Jones points to New Zealand's win percentage of 86 per cent since winning their second successive World Cup in 2015 as an indication of the size of the challenge that faces England, who lost 16-15 to the All Blacks at Twickenham last November.
"If you look at their record I don't think there's a team that comes close to them for sustainability," Jones added. "Since the last World Cup I think they've won a high percentage of their Tests.
"They are playing in the toughest competition in the world against the best all the time. I just admire them. To do what they do from a small country is incredible.
"It's an example of what you can do. People are raving about Japan at the moment and it's fantastic but you look at what New Zealand have done with four million people."
Jones said the key to victory on Saturday would be to respect New Zealand but not become "part of the show", which he thought had happened to Ireland in the first half of their quarter-final defeat.
"Ireland really got stuck in when the game was lost," Jones added. "Against any of the best teams, you have to go hard from the start. That's going to be important for us."
All Black head coach Steve Hansen, meanwhile, says he won't even think about England until today but prop Joe Moody admitted he had expected Australia to have been more competitive in their quarter-final and had fond memories of big victories for New Zealand in this fixture.
"I am pretty sure England copped a few hidings back in the day when I was growing up," Moody said. "Those are always good memories. Hopefully we can repeat another one of those next week."
The England players will enjoy a second day off today, with the only injury concern the hamstring twinge sustained by Jonny May, who scored two tries on his 50th cap. Jack Nowell, who was unavailable because of a hamstring injury, is expected to be fit having returned to running on Saturday and said by Jones to be "90 to 95 per cent" fit.
"We know with a World Cup semi-final the whole sporting world is looking on," Jones added. "It is a fantastic thing to be involved in and with only four who played in a quarter final so it's a great opportunity for us to something different with this team this week.
"They're a strong team and they're getting stronger all the time.
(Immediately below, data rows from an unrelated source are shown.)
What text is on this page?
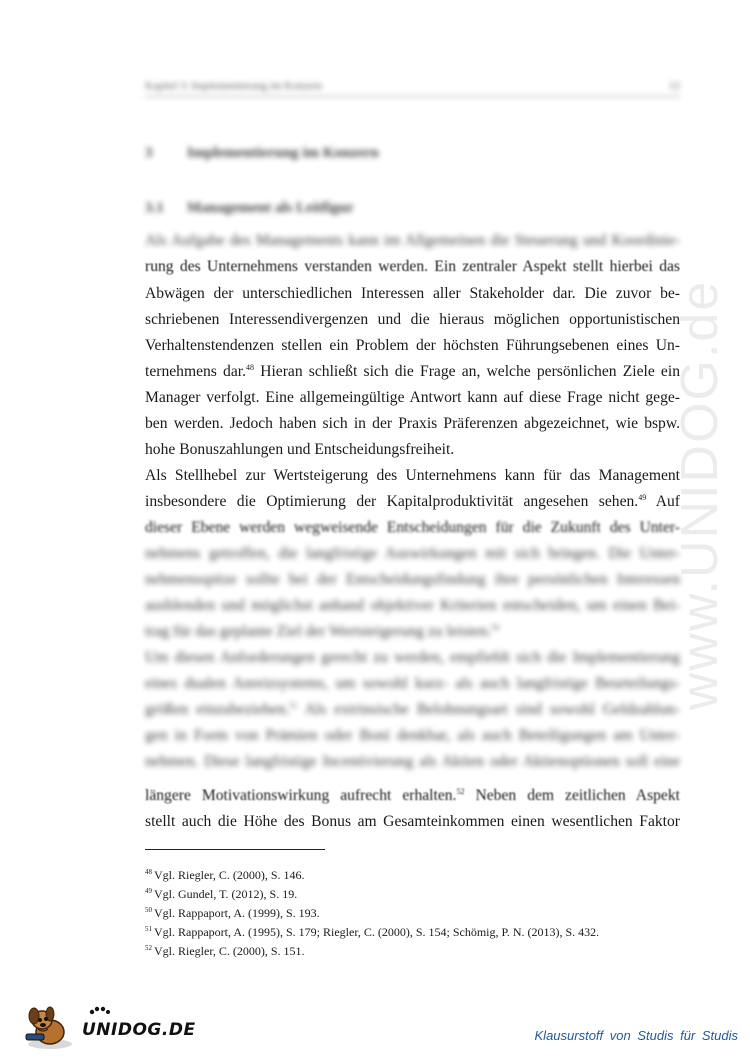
www.UNIDOG.de
Kapitel 3: Implementierung im Konzern	12
3 Implementierung im Konzern
3.1 Management als Leitfigur
Als Aufgabe des Managements kann im Allgemeinen die Steuerung und Koordinie-
rung des Unternehmens verstanden werden. Ein zentraler Aspekt stellt hierbei das
Abwägen der unterschiedlichen Interessen aller Stakeholder dar. Die zuvor be-
schriebenen Interessendivergenzen und die hieraus möglichen opportunistischen
Verhaltenstendenzen stellen ein Problem der höchsten Führungsebenen eines Un-
ternehmens dar.$^{48}$ Hieran schließt sich die Frage an, welche persönlichen Ziele ein
Manager verfolgt. Eine allgemeingültige Antwort kann auf diese Frage nicht gege-
ben werden. Jedoch haben sich in der Praxis Präferenzen abgezeichnet, wie bspw.
hohe Bonuszahlungen und Entscheidungsfreiheit.
Als Stellhebel zur Wertsteigerung des Unternehmens kann für das Management
insbesondere die Optimierung der Kapitalproduktivität angesehen sehen.$^{49}$ Auf
dieser Ebene werden wegweisende Entscheidungen für die Zukunft des Unter-
nehmens getroffen, die langfristige Auswirkungen mit sich bringen. Die Unter-
nehmensspitze sollte bei der Entscheidungsfindung ihre persönlichen Interessen
ausblenden und möglichst anhand objektiver Kriterien entscheiden, um einen Bei-
trag für das geplante Ziel der Wertsteigerung zu leisten.$^{50}$
Um diesen Anforderungen gerecht zu werden, empfiehlt sich die Implementierung
eines dualen Anreizsystems, um sowohl kurz- als auch langfristige Beurteilungs-
größen einzubeziehen.$^{51}$ Als extrinsische Belohnungsart sind sowohl Geldzahlun-
gen in Form von Prämien oder Boni denkbar, als auch Beteiligungen am Unter-
nehmen. Diese langfristige Incentivierung als Aktien oder Aktienoptionen soll eine
längere Motivationswirkung aufrecht erhalten.$^{52}$ Neben dem zeitlichen Aspekt
stellt auch die Höhe des Bonus am Gesamteinkommen einen wesentlichen Faktor
$^{48}$ Vgl. Riegler, C. (2000), S. 146.
$^{49}$ Vgl. Gundel, T. (2012), S. 19.
$^{50}$ Vgl. Rappaport, A. (1999), S. 193.
$^{51}$ Vgl. Rappaport, A. (1995), S. 179; Riegler, C. (2000), S. 154; Schömig, P. N. (2013), S. 432.
$^{52}$ Vgl. Riegler, C. (2000), S. 151.
UNIDOG.DE	Klausurstoff von Studis für Studis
They are believing in each other, they believe in the way they play.
"They're playing to their strengths. I've got a massive admiration for the way they've prepared for this World Cup, because we've worked hard and they know that's what counts. Look at the second-half score (against Australia), was it 23-7. That doesn't come from blowing magic dust, it comes from working hard, and that's what they've got. They work hard for each other.
"I've had a lot of important weeks. This is the most exciting week. I can't wait to see where our team can go."